2. Disable concurrency by default for Puppeteer.
The issue only occurs when multiple tests are being run at the same time, so disabling concurrency fixes the issue. This would negatively impact performance, definitely not an ideal solution. It doesn't necessarily need to disable concurrency by default for Playwright (or Chrome is that is indeed not affected), however it might make documentation of the default value a little more awkward. Users opting in to concurrency will still encounter the same problem. Likely still want to do 3. anyways.
3. Document the issue.
Specifically we could update https://modern-web.dev/docs/test-runner/browser-launchers/puppeteer/ and any other pages to document the issue and the workaround.
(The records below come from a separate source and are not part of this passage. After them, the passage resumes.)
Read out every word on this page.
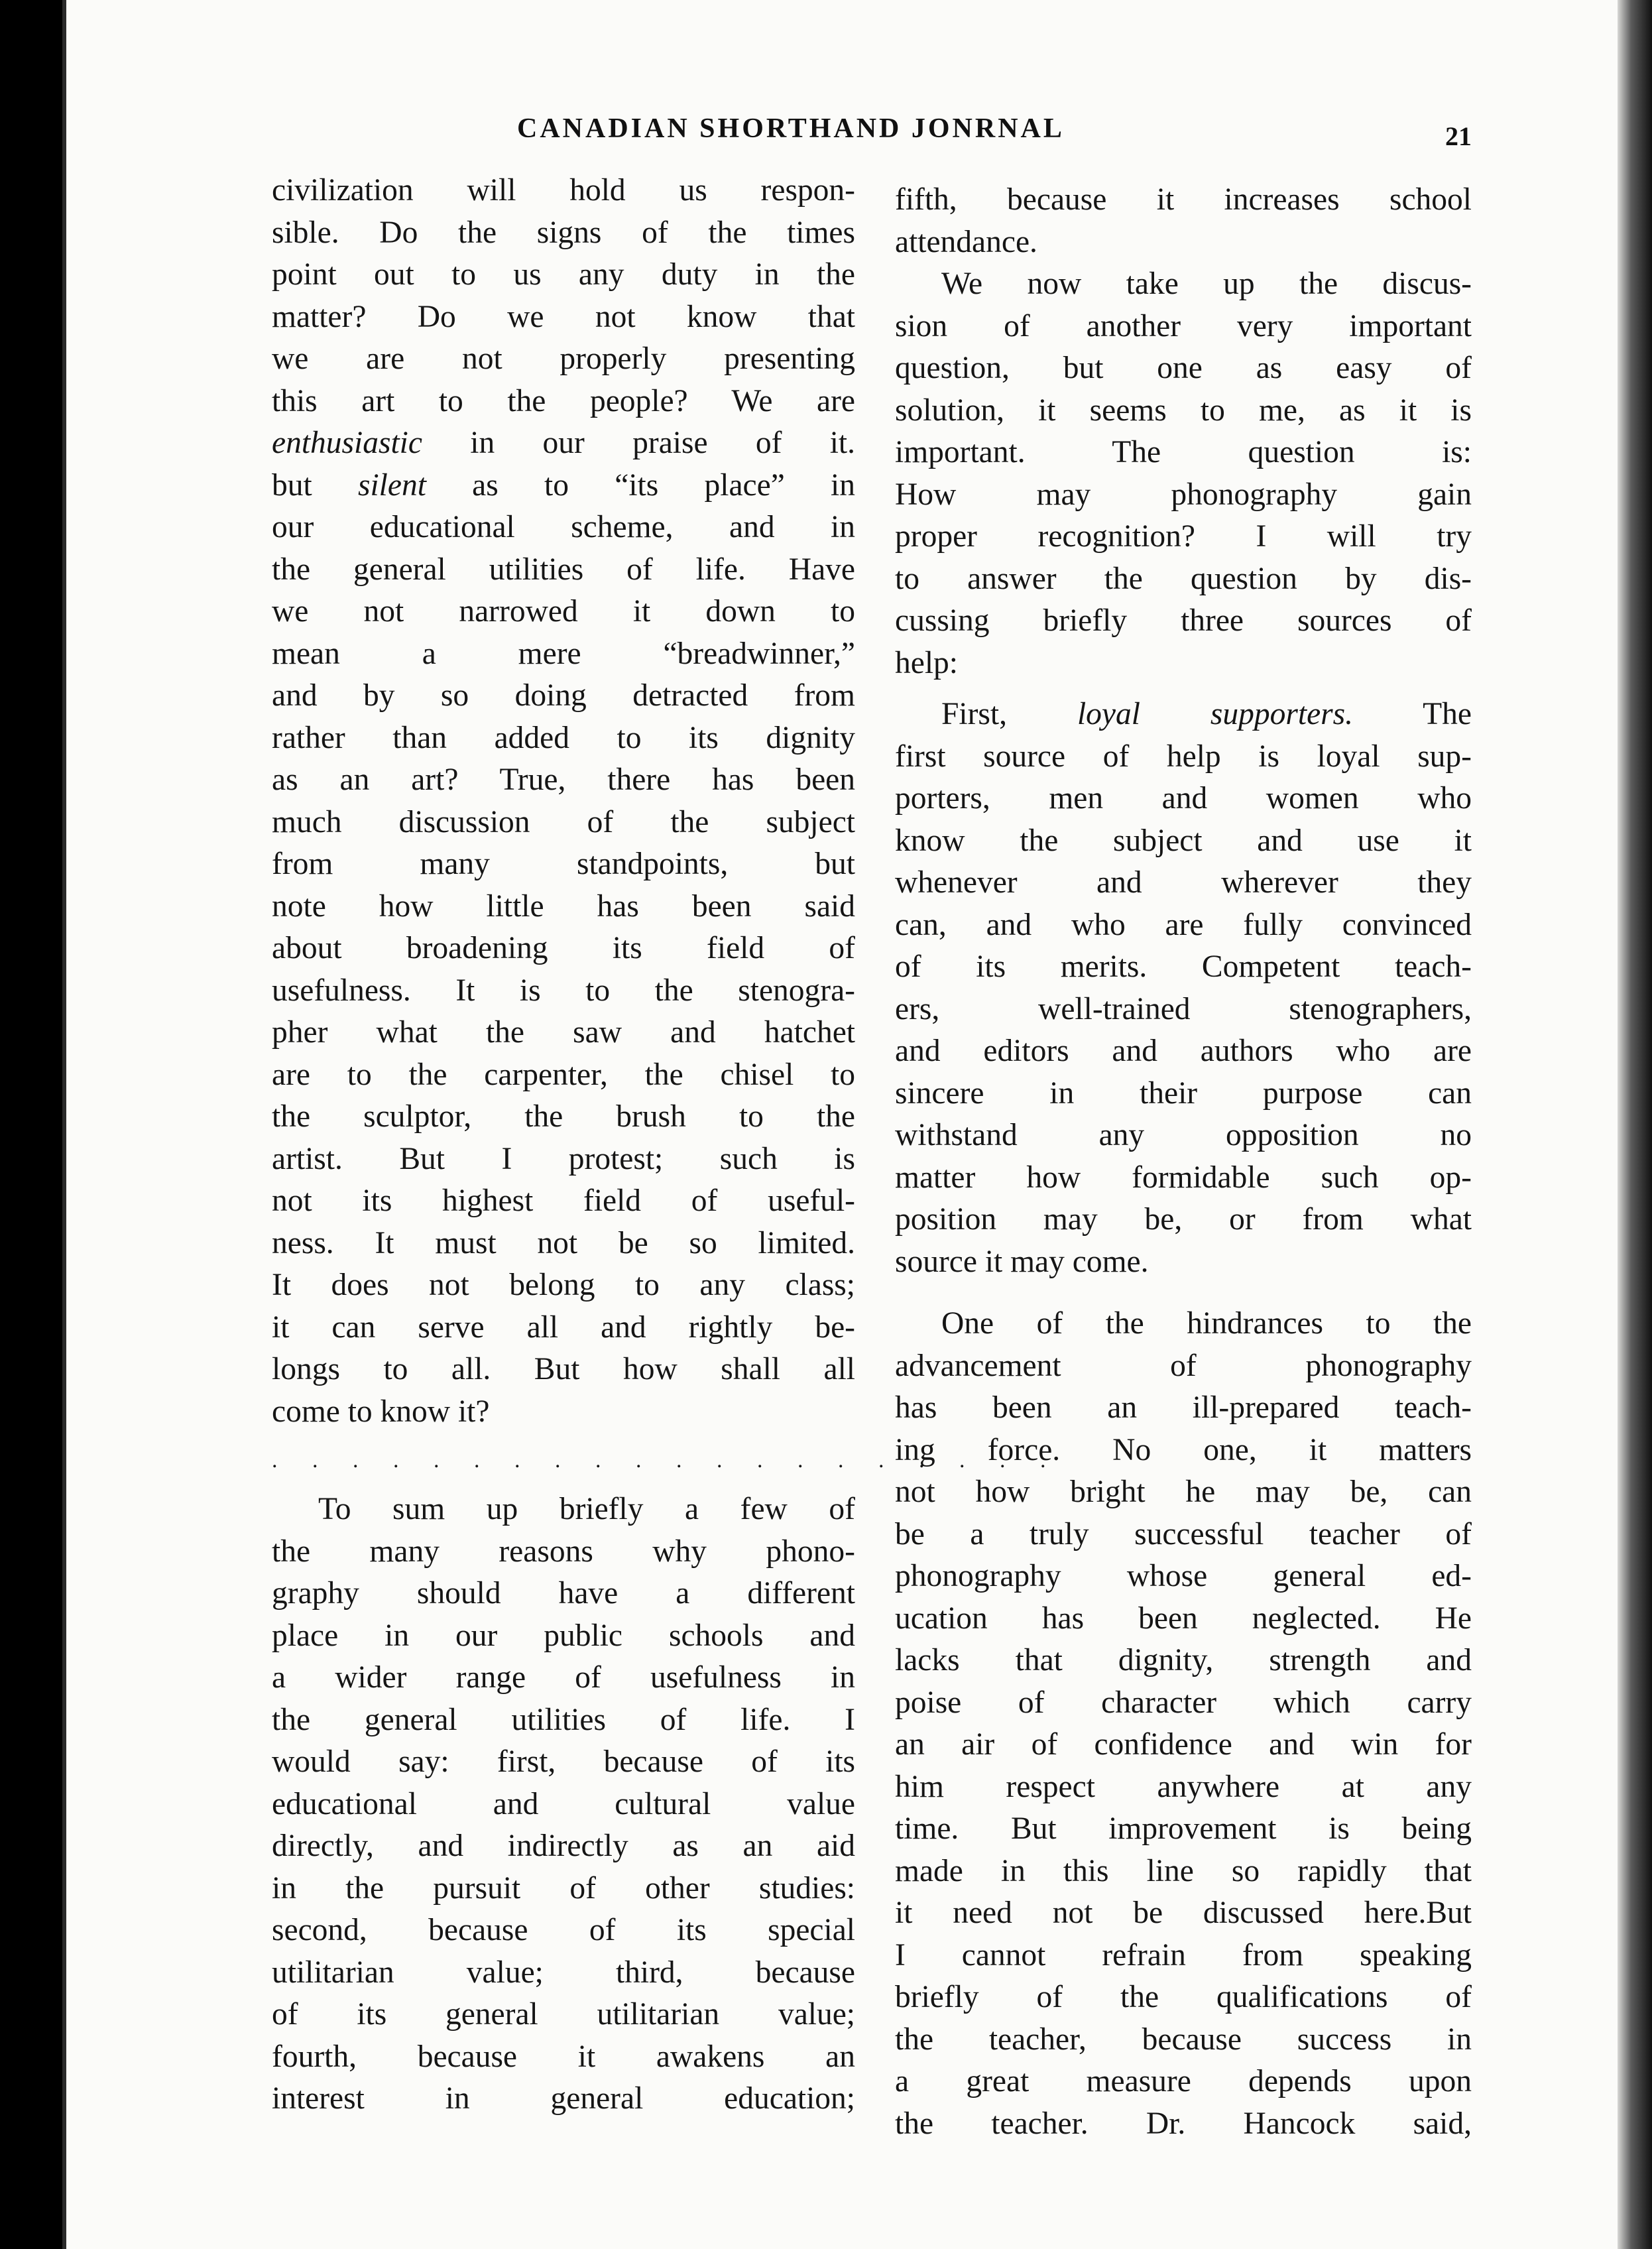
CANADIAN SHORTHAND JONRNAL	21
civilization will hold us respon-
sible. Do the signs of the times
point out to us any duty in the
matter? Do we not know that
we are not properly presenting
this art to the people? We are
enthusiastic in our praise of it.
but silent as to “its place” in
our educational scheme, and in
the general utilities of life. Have
we not narrowed it down to
mean a mere “breadwinner,”
and by so doing detracted from
rather than added to its dignity
as an art? True, there has been
much discussion of the subject
from many standpoints, but
note how little has been said
about broadening its field of
usefulness. It is to the stenogra-
pher what the saw and hatchet
are to the carpenter, the chisel to
the sculptor, the brush to the
artist. But I protest; such is
not its highest field of useful-
ness. It must not be so limited.
It does not belong to any class;
it can serve all and rightly be-
longs to all. But how shall all
come to know it?
. . . . . . . . . . . . . . . . . . . .
To sum up briefly a few of
the many reasons why phono-
graphy should have a different
place in our public schools and
a wider range of usefulness in
the general utilities of life. I
would say: first, because of its
educational and cultural value
directly, and indirectly as an aid
in the pursuit of other studies:
second, because of its special
utilitarian value; third, because
of its general utilitarian value;
fourth, because it awakens an
interest in general education;
fifth, because it increases school
attendance.
We now take up the discus-
sion of another very important
question, but one as easy of
solution, it seems to me, as it is
important. The question is:
How may phonography gain
proper recognition? I will try
to answer the question by dis-
cussing briefly three sources of
help:
First, loyal supporters. The
first source of help is loyal sup-
porters, men and women who
know the subject and use it
whenever and wherever they
can, and who are fully convinced
of its merits. Competent teach-
ers, well-trained stenographers,
and editors and authors who are
sincere in their purpose can
withstand any opposition no
matter how formidable such op-
position may be, or from what
source it may come.
One of the hindrances to the
advancement of phonography
has been an ill-prepared teach-
ing force. No one, it matters
not how bright he may be, can
be a truly successful teacher of
phonography whose general ed-
ucation has been neglected. He
lacks that dignity, strength and
poise of character which carry
an air of confidence and win for
him respect anywhere at any
time. But improvement is being
made in this line so rapidly that
it need not be discussed here.But
I cannot refrain from speaking
briefly of the qualifications of
the teacher, because success in
a great measure depends upon
the teacher. Dr. Hancock said,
Anyone setting up Puppeteer is likely to just copy-paste the suggested configuration, so if that includes the createPage workaround, then projects are likely to include that configuration. Of course not everyone reads the docs, and some might ignore the workaround thinking it doesn't apply to them. Also weird caveats like this are exactly the kind of thing which would turn a user away from Puppeteer and/or Web Test Runner in the first place, especially if they don't understand the issue and how it may or may not affect them.
4. Do nothing.
We can accept this issue and https://github.com/puppeteer/puppeteer/issues/2694 as sufficient documentation in and of themselves. This is an admittedly rare issue, only occurring with requestAnimationFrame and concurrent tests (worth keeping in mind that concurrency is enabled by default).
I don't like this approach because this is a really difficult problem to debug. It requires a developer to go through the process:
- Discover a test is occasionally getting timeouts for no clear reason.
- Isolate the flakiness and take the effort to debug it.
- Discover that RAF isn't being called correctly.
- Identify that the issue only occurs for multiple pages with
concurrency > 1. - Narrow down the issue to Web Test Runner and/or Puppeteer.
- Realize background pages specifically don't invoke RAF.
- Discover the
createPageworkaround.
Those are some non-obvious cognitive leaps. They might always get lucky with a Google search which jumps them a few steps ahead, but I think most devs are likely to get to step 2 or 4 and just turn off the test or disable concurrency without understanding why. Given the amount of time I invested in debugging this, I probably should have too.
requestAnimationFrame also isn't a super obscure API. It's not terribly common either, but definitely something used frequently enough that users will encounter this problem.
5. Ask Puppeteer to change the default.
I considered opening an issue against Puppeteer but decided against it for now. I think there's definitely an argument to be made that Puppeteer should provide stronger isolation by default here, but I think their APIs are a more direct translation of the browser. The fact that multiple tabs in a window are coupled together via RAF timing is confusing and awkward, but also exactly what the user asked for when they did browser.newPage(). We could go that route if we don't think this is WTR's problem to solve, but I expect that to be a more difficult argument to make.
Ultimately Puppeteer is a browser automation tool, and that has more generic use cases than testing. Since WTR is focused on testing, I think it makes sense to have slightly more opinionated defaults here as make sense for testing use cases.
Proposal
If it's not obvious already, I think 1. is the best option. This issue is way too complicated and nuanced to expect users to fix themselves, no matter how effectively WTR can document the problem. I think we also should do 3. at least for the documentation which explicitly discusses overriding createPage, since that's where users will encounter this edge case.
Apologies for the very long issue, I wanted to make sure I captured all the relevant information here. Hopefully this is something we can address to avoid anyone else having this pain in the future.
Additional info: https://github.com/modernweb-dev/web/issues/2520
One other thought: I'm not sure if/how my proposed workaround differs from concurrentBrowsers. Maybe it would make more sense to deprecate / discourage concurrency for Puppeteer and suggest concurrentBrowsers instead? That might have the same net effect.